教えるときに「教えます」と言うのはNG!?
人材を育てるにあたり「教えます」「指導します」はNGです――先日参加した人材マネジメントの研修で、講師からこのように言われました。教えるときに「教えます」と言えないなんて何か変ですが、講師曰く「教えるは上から目線」「若い人とは対等な関係で接しなければならない」とのことです。周囲の参加者はみんな頷いており、隣に座っていた方からは、教えると言わないよう教師に伝えている小学校もあると聞きました。
私が勤める近代セールス社は、銀行等の金融機関向け専門出版社として、雑誌や書籍はもちろん、通信教育講座も多数展開しています。

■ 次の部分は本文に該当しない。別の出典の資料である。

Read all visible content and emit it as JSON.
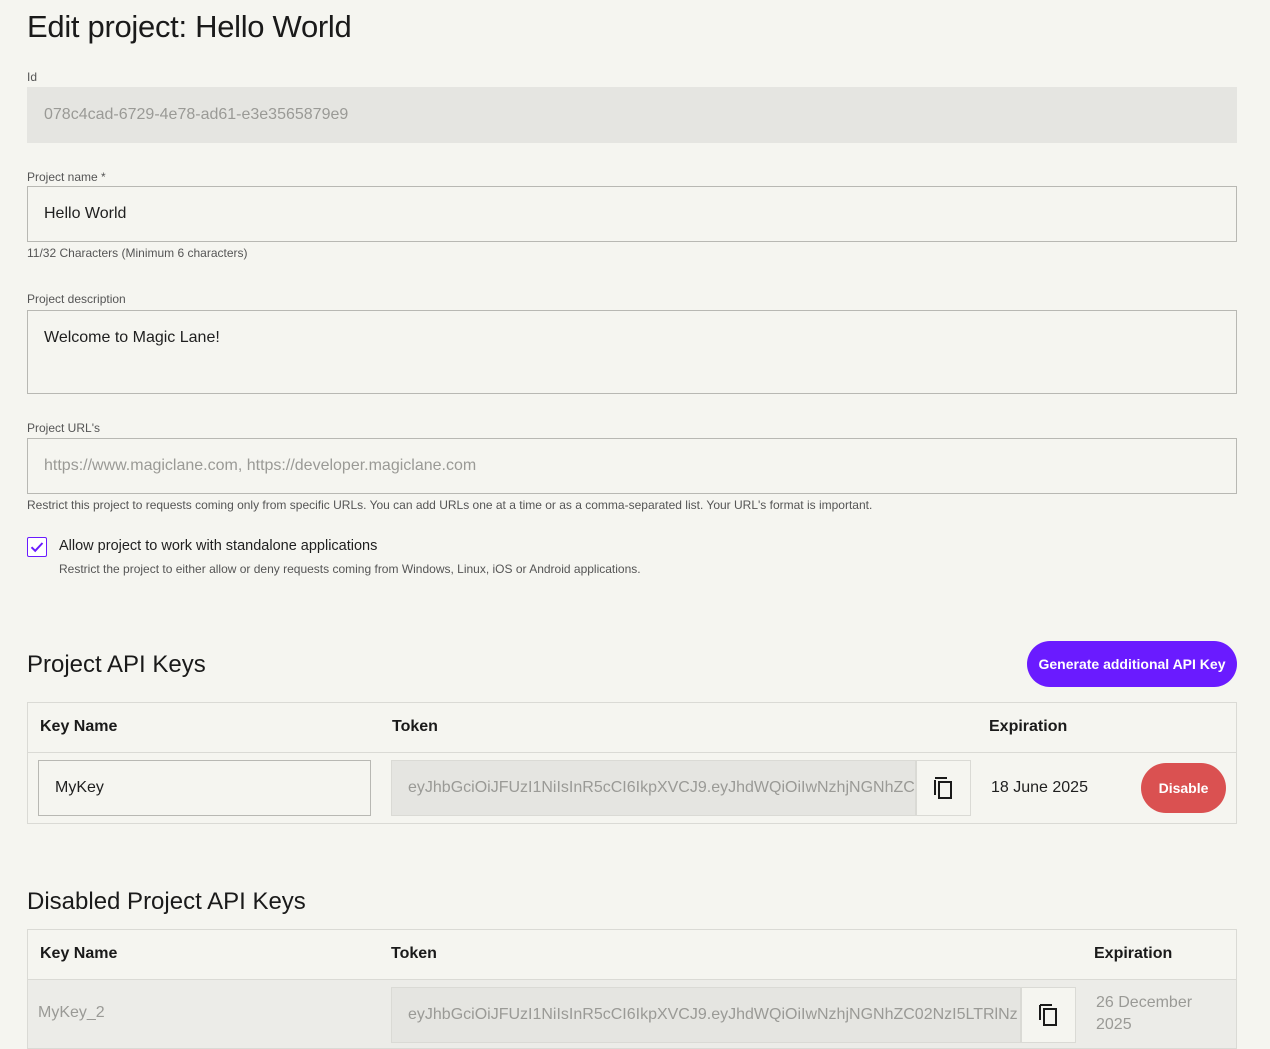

そのテキストをいくつかめくると、「教えるときには…」「指導の質を変化させよう」など、教える・指導という文字が頻出…。そういえば私も以前、銀行の女性管理職のインタビュー原稿を書いて掲載前にチェックしてもらったところ、「指導という言葉はすべて『サポート』に直してください」と指示されました。指導と書くと、その記事を見た若い行員に偉そうと思われるかもしれないと言うのです。
今後は通信教育のテキスト改訂時に、教える・指導するという文字を見るたび、校正を入れるべきか悩むことになりそうです。
▲弊社の通信教育テキストの一部。意外と出てきます…
かつては「ノートにメモを取る」「会社を休むときの連絡は電話でする」、そして「仕事は出社してする」というのが当たり前でした。いま、これらを社員に強要していては「時代遅れ」と言われてしまうでしょう。昔は「人前で叱ることはNG」でしたが、いまは若い人を叱ること自体がNG。「頑張ってください」と言うのも、相手にプレッシャーを与えるからダメ。「可愛い」と言うのも上から目線だと感じる人がいるそうです。
このような意識の変化と同じように、教える・指導するという言葉も、もちろんそれ以外の、いまは当たり前のように使っている言葉も、いつか「違和感がある」という人が増えて別の言葉に置き換わっていくかもしれません。そうした変化・トレンドをしっかりキャッチして、今後発刊する書籍や通信教育テキストの校正・校閲に活かしていかなければいけないと思うのです。
折しも、放映中のドラマ『不適切にもほどがある!』(主演・阿部サダヲさん、脚本・宮藤官九郎さん)が話題になりました。阿部さん演じる昭和のおじさんが令和のコンプライアンスをぶった切っていくストーリーなのですが、私も阿部さんが放つセリフに共感を覚えたものです。これすなわち、私が昭和のおじさんであることを示しているのですが、意識を改めて、仕事では周りに教える・指導するのではなく、周りをサポートする・支援することを心がける――これにより、令和のおじさんに変わっていくことを目指します。